Sometimes we just need permission to say, "It's not okay to kill someone to show everyone how much we hate killing." As Christian artist Derek Webb sings, " Peace by way of war is like purity by way of fornication. It's like saying murder is wrong and showing them by way of execution." I am encouraged by how many Christians I hear voicing an alternative to the myth of redemptive violence in light of the recent killing of Saddam, folks who love Jesus and have the unsettling feeling that Jesus loves evildoers so much he died for them, for us. I have heard many evangelicals who see Saddam's execution as the ultimate act of hopelessness and faithlessness – after all it is humanity stepping in to make the final judgment, that this human created in God's image is beyond redemption. And for those who believe in hell, executing someone who may not yet know of the love and grace of Christ is doubly offensive.

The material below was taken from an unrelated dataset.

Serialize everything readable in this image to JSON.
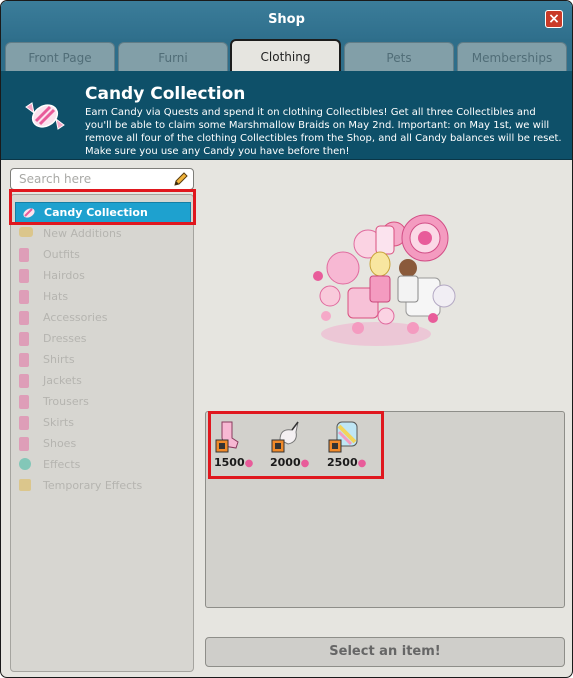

It is rather scandalous to think that we have a God who loves murderers and terrorists like Saul of Tarsus, Osama bin Laden, or Sadaam Hussein – but that is the "good news" isn't it? It's the old eye for an eye thing that gets us. But the more I've studied the Hebrew Scriptures the more I am convinced that this was just a boundary for people who lashed back. As the young exodus people are trying to discover a new way of living outside the empire, God made sure there were some boundaries, like if someone breaks your are, you cannot go back and break their arm and their leg. If someone kills hundreds of your people, you cannot kill 160,000 of theirs.We've learned the eye for an eye thing all too well. A shock and awe bombing leads to a shock and awe beheading. A Pearl Harbor leads to a Hiroshima. A murder leads to an execution. A rude look leads to a cold shoulder. An eye for an eye we have indeed heard before and learned its logic all too well. But Jesus comes declaring in his State of the Union Sermon on the Mount address (Matthew 5): "You have heard that it was said, 'Eye for an eye and a tooth for a tooth,'" but there is a another way. No wonder Jesus wept over Jerusalem because the people "did not know the things that make for peace."

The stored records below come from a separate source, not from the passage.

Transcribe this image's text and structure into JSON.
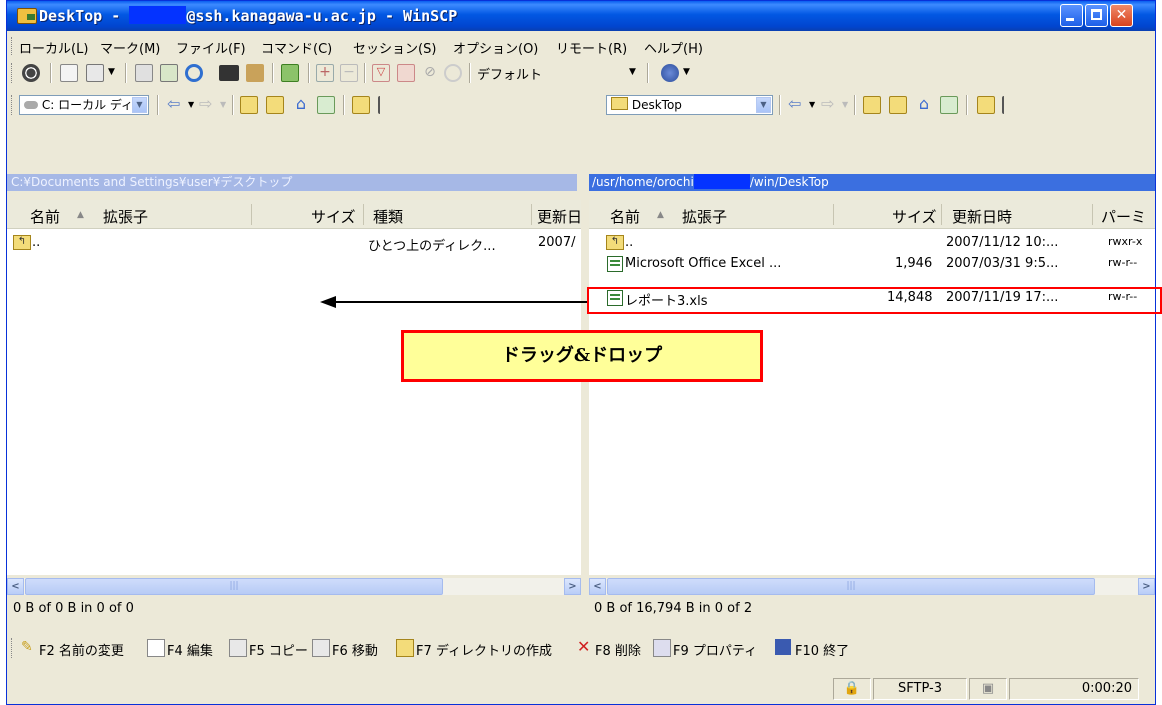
{
  "window": {
    "title_left": "DeskTop - ",
    "title_right": "@ssh.kanagawa-u.ac.jp - WinSCP"
  },
  "menu": [
    "ローカル(L)",
    "マーク(M)",
    "ファイル(F)",
    "コマンド(C)",
    "セッション(S)",
    "オプション(O)",
    "リモート(R)",
    "ヘルプ(H)"
  ],
  "toolbar": {
    "preset_label": "デフォルト"
  },
  "local": {
    "drive_label": "C: ローカル ディ",
    "path": "C:¥Documents and Settings¥user¥デスクトップ",
    "headers": [
      "名前",
      "拡張子",
      "サイズ",
      "種類",
      "更新日"
    ],
    "rows": [
      {
        "name": "..",
        "type": "ひとつ上のディレク...",
        "date": "2007/"
      }
    ],
    "status": "0 B of 0 B in 0 of 0"
  },
  "remote": {
    "dir_label": "DeskTop",
    "path_prefix": "/usr/home/orochi",
    "path_suffix": "/win/DeskTop",
    "headers": [
      "名前",
      "拡張子",
      "サイズ",
      "更新日時",
      "パーミ"
    ],
    "rows": [
      {
        "name": "..",
        "size": "",
        "date": "2007/11/12 10:...",
        "perm": "rwxr-x"
      },
      {
        "name": "Microsoft Office Excel ...",
        "size": "1,946",
        "date": "2007/03/31 9:5...",
        "perm": "rw-r--"
      },
      {
        "name": "レポート3.xls",
        "size": "14,848",
        "date": "2007/11/19 17:...",
        "perm": "rw-r--"
      }
    ],
    "status": "0 B of 16,794 B in 0 of 2"
  },
  "fkeys": [
    "F2 名前の変更",
    "F4 編集",
    "F5 コピー",
    "F6 移動",
    "F7 ディレクトリの作成",
    "F8 削除",
    "F9 プロパティ",
    "F10 終了"
  ],
  "statusbar": {
    "protocol": "SFTP-3",
    "elapsed": "0:00:20"
  },
  "annotation": {
    "label": "ドラッグ&ドロップ"
  }
}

Gandhi and King used to say, "An eye for an eye and a tooth for a tooth leaves the whole world blind" (and with dentures). The gospels tell the story of a group of people who have dragged forward an adulteress and are ready to stone her (this was the legal consequence). Jesus is asked for his support of this death penalty case. His response is this... "You are all adulterers. If you have looked at someone lustfully, you have committed adultery in your heart." And the people drop their stones and walk away with their heads bowed. We want to kill the murderers, and Jesus says to us: "You are all murderers. If you have called your neighbor 'Raca, Fool' you are guilty of murder in your heart." Again the stones drop. We are all murderers and adulterers and terrorists. And we are all precious.
When we have new eyes we can look into the faces of those we don't even like, and see the One we love. We can see God's image in everyone we encounter. As Henri Nouwen puts it: "In the face of the oppressed I recognize my own face and in the hands of the oppressor I recognize my own hands. Their flesh is my flesh, their blood is my blood, their pain is my pain, their smile is my smile." We are made of the same dust. We cry the same tears. No one is beyond redemption and no one is beyond repute. And that is when we are free to imagine a revolution that sets both the oppressed and the oppressors free. The world is starving for grace. And grace is hard to communicate with a noose.